The AFL Women’s Competition’s shambolic pay deal drama is set to reach a long-awaited conclusion in the coming days. All parties are now confident a deal will be reached to ensure the 2020 season will proceed.

On Thursday, a vote once again opened for AFLW players to accept – or again reject – a new pay deal that has been put forward. The AFL, AFL Players Association and key AFLW player representatives, including those who have been vocal critics of the original proposed Collective Bargaining Agreement (CBA), have finally come to an in-principle agreement.

The new deal guarantees that players will receive earlier notice of pre-season and season start and end dates. This is an important issue due to many players needing to make arrangements for time off with their full-time employers. Other improvements for players in the updated deal include alterations to the timing of player payments and increased prize money for finals teams.

The original CBA offer was agreed to by the AFLPA but was embarrassingly rejected by the group it is ultimately charged to represent. The AFLPA has an unofficial requirement for CBAs to be ticked off by a three-quarters majority of the playing group. The original pay deal only received 70 per cent support, largely as a result of 90 per cent of Geelong’s playing group voting ‘no’.

The pay dispute has been extremely messy for AFLW, with threats of court action, calls for the AFLW playing group to ditch the AFLPA as well as a threat to lodge a complaint to the Human Rights Commission regarding gender workplace fairness. While the pay dispute is now close to a resolution, the AFLW does not appear to be a strong and united competition. Something that is necessary considering it will be expanding once again in 2020 with four new clubs joining; Gold Coast, Richmond, St Kilda and West Coast. This is after Geelong and North Melbourne entered in 2019. In fact, this rushed and ill-considered, rapid expansion is at the heart of the issues that the AFLW is facing, not least of which is this latest pay dispute. And this is a belief shared by many in the playing group.

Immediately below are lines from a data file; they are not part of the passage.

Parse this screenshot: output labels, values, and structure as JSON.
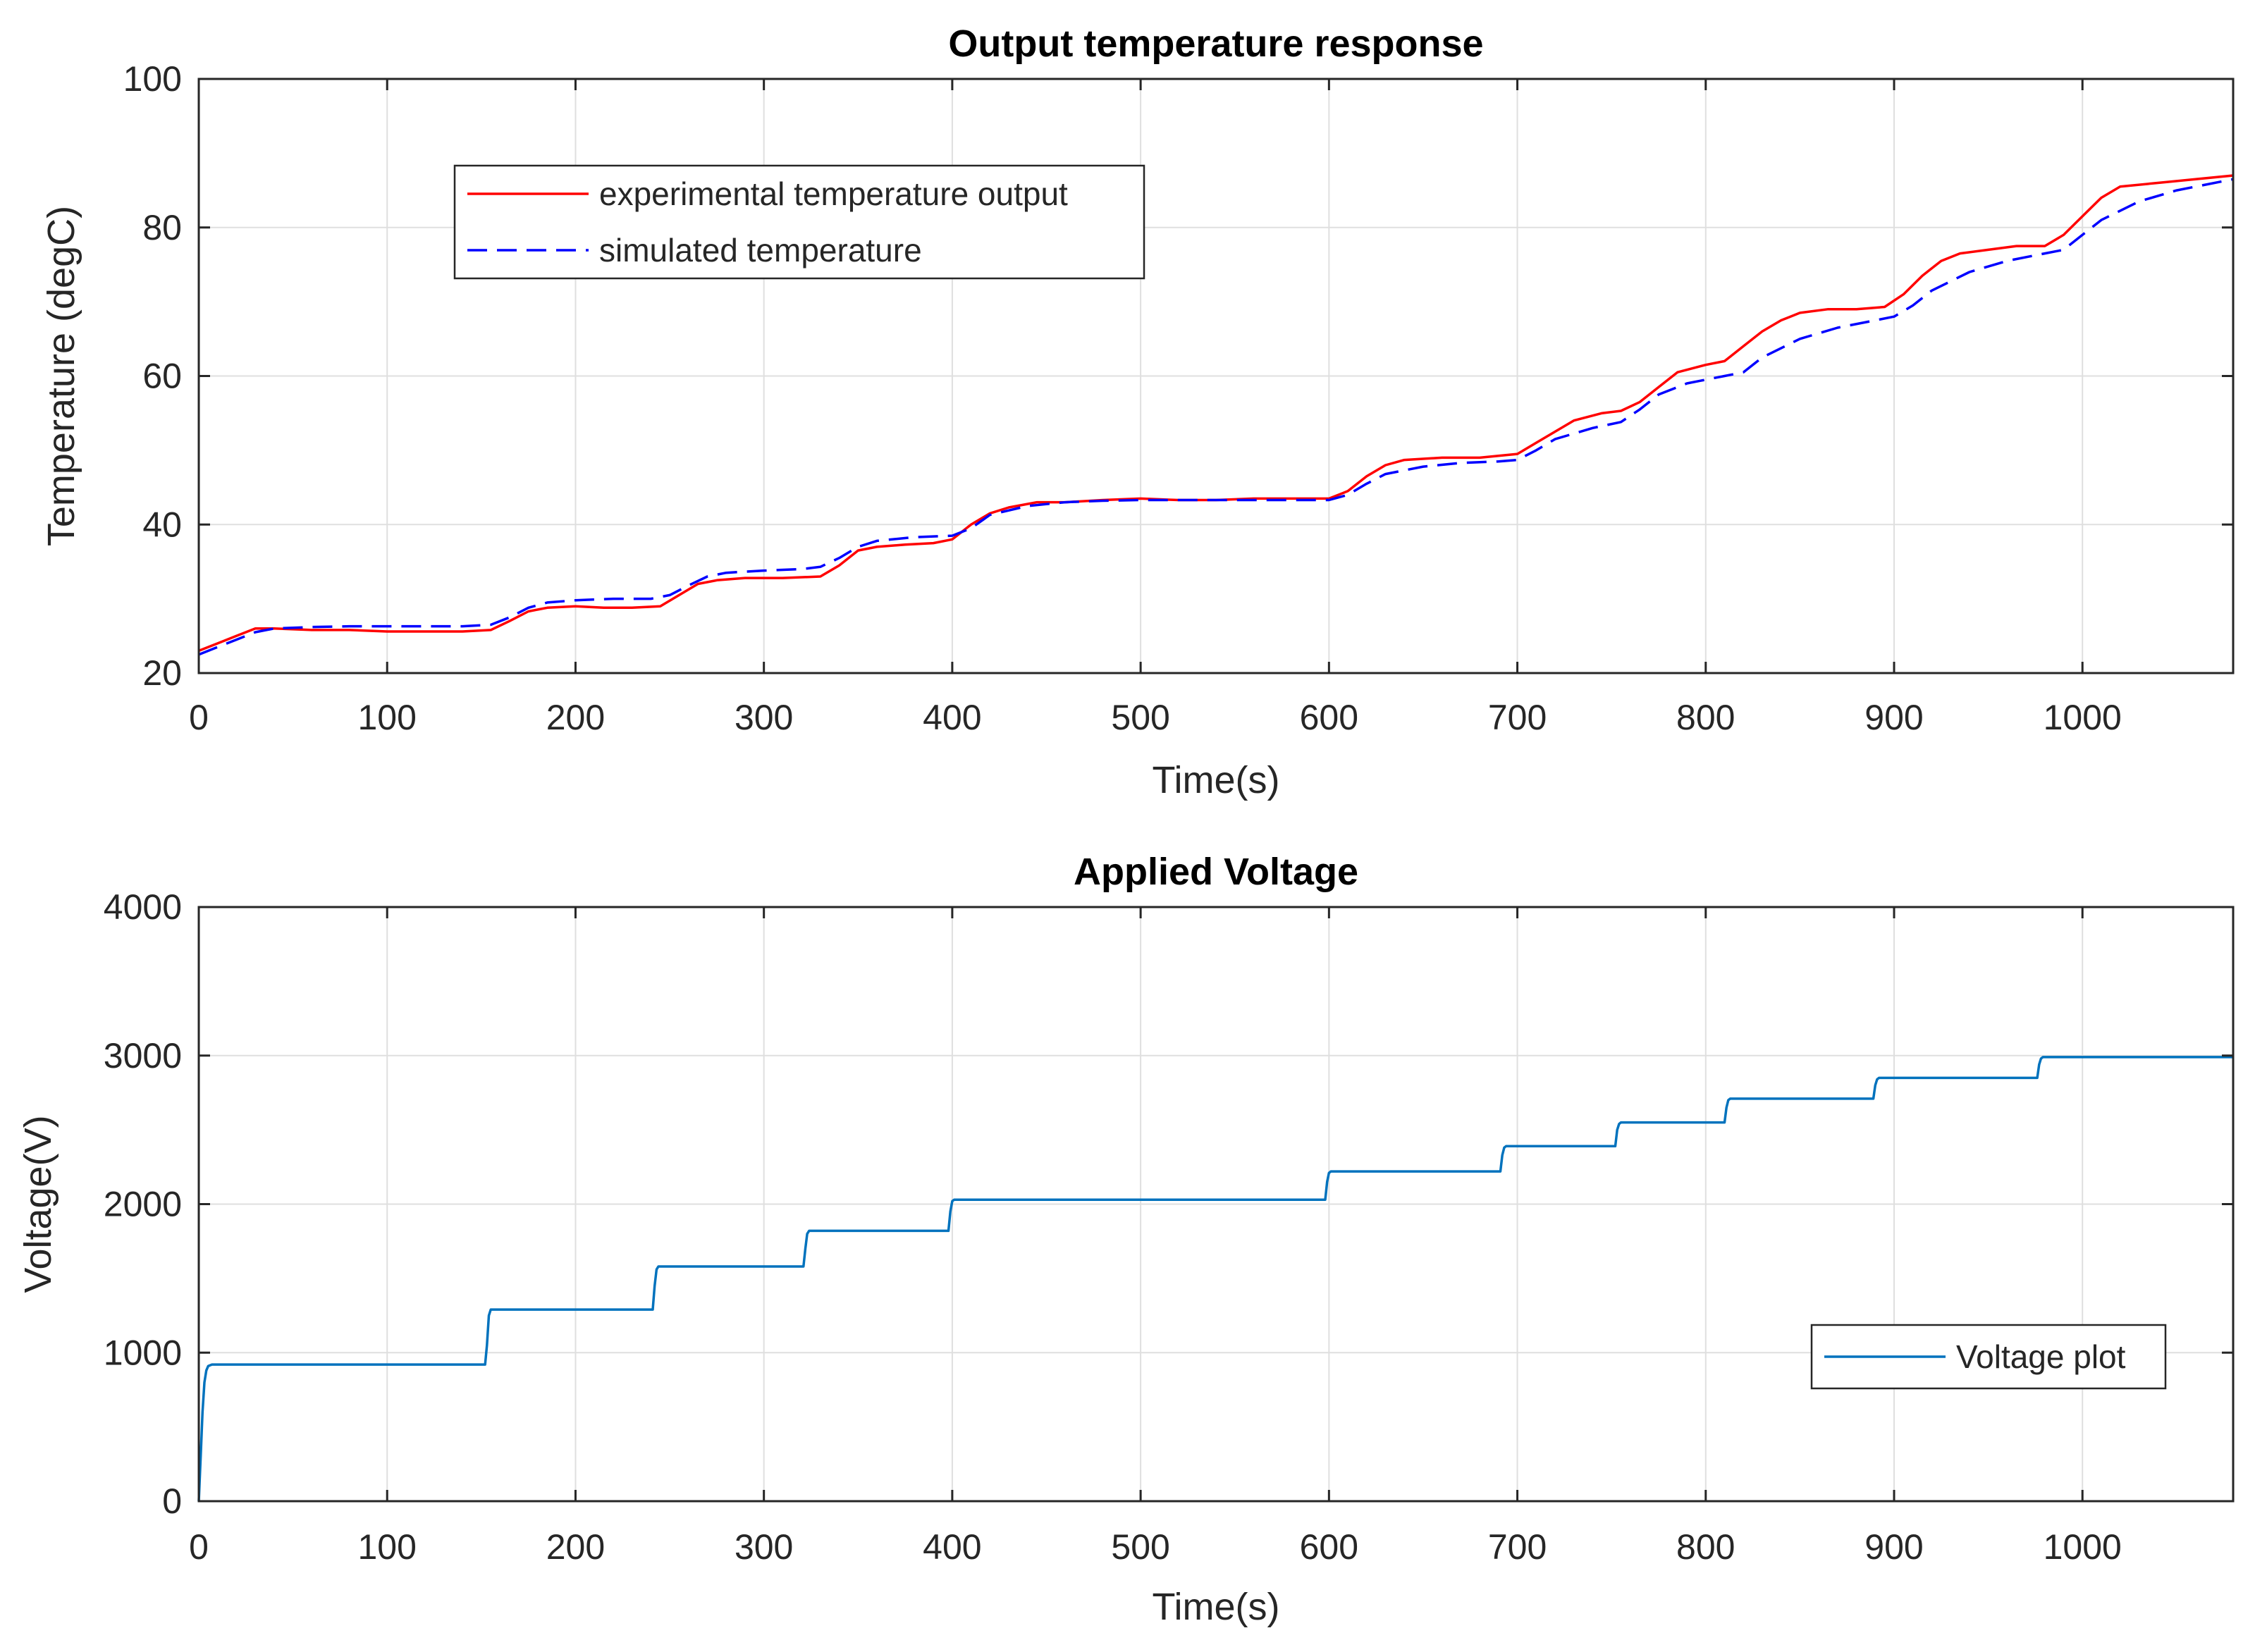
{
  "chart_data": [
    {
      "type": "line",
      "title": "Output temperature response",
      "xlabel": "Time(s)",
      "ylabel": "Temperature (degC)",
      "xlim": [
        0,
        1080
      ],
      "ylim": [
        20,
        100
      ],
      "xticks": [
        "0",
        "100",
        "200",
        "300",
        "400",
        "500",
        "600",
        "700",
        "800",
        "900",
        "1000"
      ],
      "yticks": [
        "20",
        "40",
        "60",
        "80",
        "100"
      ],
      "grid": true,
      "legend_position": "top-left",
      "series": [
        {
          "name": "experimental temperature output",
          "color": "#ff0000",
          "style": "solid",
          "x": [
            0,
            10,
            20,
            30,
            40,
            60,
            80,
            100,
            120,
            140,
            155,
            165,
            175,
            185,
            200,
            215,
            230,
            245,
            255,
            265,
            275,
            290,
            310,
            330,
            340,
            350,
            360,
            375,
            390,
            400,
            410,
            420,
            430,
            445,
            460,
            480,
            500,
            520,
            540,
            560,
            580,
            600,
            610,
            620,
            630,
            640,
            660,
            680,
            700,
            710,
            720,
            730,
            745,
            755,
            765,
            775,
            785,
            800,
            810,
            820,
            830,
            840,
            850,
            865,
            880,
            895,
            905,
            915,
            925,
            935,
            950,
            965,
            980,
            990,
            1000,
            1010,
            1020,
            1040,
            1060,
            1080
          ],
          "y": [
            23,
            24,
            25,
            26,
            26,
            25.8,
            25.8,
            25.6,
            25.6,
            25.6,
            25.8,
            27,
            28.3,
            28.8,
            29,
            28.8,
            28.8,
            29,
            30.5,
            32,
            32.5,
            32.8,
            32.8,
            33,
            34.5,
            36.5,
            37,
            37.3,
            37.5,
            38,
            40,
            41.5,
            42.3,
            43,
            43,
            43.3,
            43.5,
            43.3,
            43.3,
            43.5,
            43.5,
            43.5,
            44.5,
            46.5,
            48,
            48.7,
            49,
            49,
            49.5,
            51,
            52.5,
            54,
            55,
            55.3,
            56.5,
            58.5,
            60.5,
            61.5,
            62,
            64,
            66,
            67.5,
            68.5,
            69,
            69,
            69.3,
            71,
            73.5,
            75.5,
            76.5,
            77,
            77.5,
            77.5,
            79,
            81.5,
            84,
            85.5,
            86,
            86.5,
            87
          ]
        },
        {
          "name": "simulated temperature",
          "color": "#0000ff",
          "style": "dashed",
          "x": [
            0,
            10,
            20,
            30,
            40,
            60,
            80,
            100,
            120,
            140,
            155,
            165,
            175,
            185,
            200,
            220,
            240,
            250,
            260,
            270,
            280,
            300,
            320,
            330,
            340,
            350,
            360,
            380,
            400,
            410,
            420,
            440,
            460,
            480,
            500,
            520,
            540,
            560,
            580,
            600,
            610,
            620,
            630,
            650,
            670,
            690,
            700,
            710,
            720,
            740,
            755,
            765,
            775,
            790,
            810,
            820,
            830,
            850,
            870,
            890,
            900,
            910,
            920,
            940,
            960,
            980,
            990,
            1000,
            1010,
            1030,
            1050,
            1080
          ],
          "y": [
            22.5,
            23.5,
            24.5,
            25.5,
            26,
            26.2,
            26.3,
            26.3,
            26.3,
            26.3,
            26.5,
            27.5,
            28.8,
            29.5,
            29.8,
            30,
            30,
            30.5,
            31.8,
            33,
            33.5,
            33.8,
            34,
            34.3,
            35.5,
            37,
            37.8,
            38.3,
            38.5,
            39.5,
            41.3,
            42.5,
            43,
            43.2,
            43.3,
            43.3,
            43.3,
            43.3,
            43.3,
            43.3,
            44,
            45.5,
            46.8,
            47.8,
            48.3,
            48.5,
            48.7,
            50,
            51.5,
            53,
            53.8,
            55.5,
            57.5,
            59,
            60,
            60.5,
            62.5,
            65,
            66.5,
            67.5,
            68,
            69.5,
            71.5,
            74,
            75.5,
            76.5,
            77,
            79,
            81,
            83.5,
            85,
            86.5
          ]
        }
      ]
    },
    {
      "type": "line",
      "title": "Applied Voltage",
      "xlabel": "Time(s)",
      "ylabel": "Voltage(V)",
      "xlim": [
        0,
        1080
      ],
      "ylim": [
        0,
        4000
      ],
      "xticks": [
        "0",
        "100",
        "200",
        "300",
        "400",
        "500",
        "600",
        "700",
        "800",
        "900",
        "1000"
      ],
      "yticks": [
        "0",
        "1000",
        "2000",
        "3000",
        "4000"
      ],
      "grid": true,
      "legend_position": "bottom-right",
      "series": [
        {
          "name": "Voltage plot",
          "color": "#0072bd",
          "style": "solid",
          "x": [
            0,
            1,
            2,
            3,
            4,
            5,
            7,
            10,
            152,
            153,
            154,
            155,
            241,
            242,
            243,
            244,
            321,
            322,
            323,
            324,
            398,
            399,
            400,
            401,
            598,
            599,
            600,
            601,
            691,
            692,
            693,
            694,
            752,
            753,
            754,
            755,
            810,
            811,
            812,
            813,
            889,
            890,
            891,
            892,
            976,
            977,
            978,
            979,
            1080
          ],
          "y": [
            0,
            300,
            600,
            800,
            880,
            910,
            920,
            920,
            920,
            1050,
            1250,
            1290,
            1290,
            1450,
            1560,
            1580,
            1580,
            1700,
            1800,
            1820,
            1820,
            1950,
            2020,
            2030,
            2030,
            2150,
            2210,
            2220,
            2220,
            2330,
            2380,
            2390,
            2390,
            2500,
            2540,
            2550,
            2550,
            2650,
            2700,
            2710,
            2710,
            2800,
            2840,
            2850,
            2850,
            2940,
            2980,
            2990,
            2990
          ]
        }
      ]
    }
  ]
}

As a compromise for the newly improved CBA, the so-dubbed ‘rebel’ group agreed to forego their demand of a 13-round season from 2020 onwards, plus finals. This demand was hardly unreasonable to begin with as it would allow for a fair draw (something that has been extinct in the VFL/AFL for some time) where every team would play each other once. Instead, there will be an eight-round season (plus three weeks of finals) for 2020, a nine-round season (plus three weeks of finals) for 2021 and a 10-round season (plus three weeks of finals) for 2022. Some players fear that not having a competition where every team plays each other could mean that the AFLW is accused of being an exhibition tournament rather than a genuine competition. Moreover, 10 of the 14 AFLW clubs pushed for a 13-round league and challenged the integrity of the fixture to the AFL. These clubs were Brisbane, Carlton, Collingwood, Geelong, GWS, North Melbourne, Richmond, St Kilda and the Western Bulldogs.

This is all well and good, but the reality is the current TV deal cannot fund a 13-game minor round as Seven and Foxtel are unwilling to broadcast any more games. AFL CEO Gillon McLachlan has rejected calls for some AFLW games without them being broadcast on TV, and rightfully so. Devaluing the product in that way would have only damaged the league’s growth. But put simply, if TV networks are not willing to fork out for an expanded season – it means the league is not ready to expand. Therefore, the AFL have jumped the gun on AFLW expansion and this is a mess of their own creating.

Rather than expansion for the sake of expansion, the AFL should have instead focused on improving the AFLW product, so that it is at the stage where broadcasters are wanting more – not less.

The AFLW will once again go with their farcical “conference” system that put a flamethrower to the integrity of the competition last season. This “conference” system is generally detested by the players and the majority of the clubs want it scrapped. The system where teams are divided into two separate ladders as “Conference A” and “Conference B” is awful, especially considering it is not actually a genuine conference system. The two ladders are completely unnecessary as teams from one ‘conference’ also play multiple teams from the other.

It is no less a “conference” system than the men’s comp who too play their rivals an unequal amount of time. No one in their right mind would want the AFL ladder spilt into two conferences, and it should be the case for the AFLW. The made-up “conference” system last season resulted in the wrong teams getting into the finals with Conference A being much stronger than Conference B. There is no extra relationship between the teams in one conference than the other. There is nothing tying them together. If the AFL and AFLW are trying to sell this point, don’t buy it – it is pure nonsense.

If only the AFL held their nerve and resisted the temptation to expand so soon and so inorganically. Imagine, if the AFLW was still an 8-team comp where each team played each other once and there were three weeks of finals. Not only would it be a genuine competition, but there would be no “conference” systems and much less dissatisfaction amongst the playing group. The standard would also be much greater with less teams. Shouldn’t that be the priority?

But instead we have an absolute shambles on many fronts.

What’s that saying about good things and those that wait?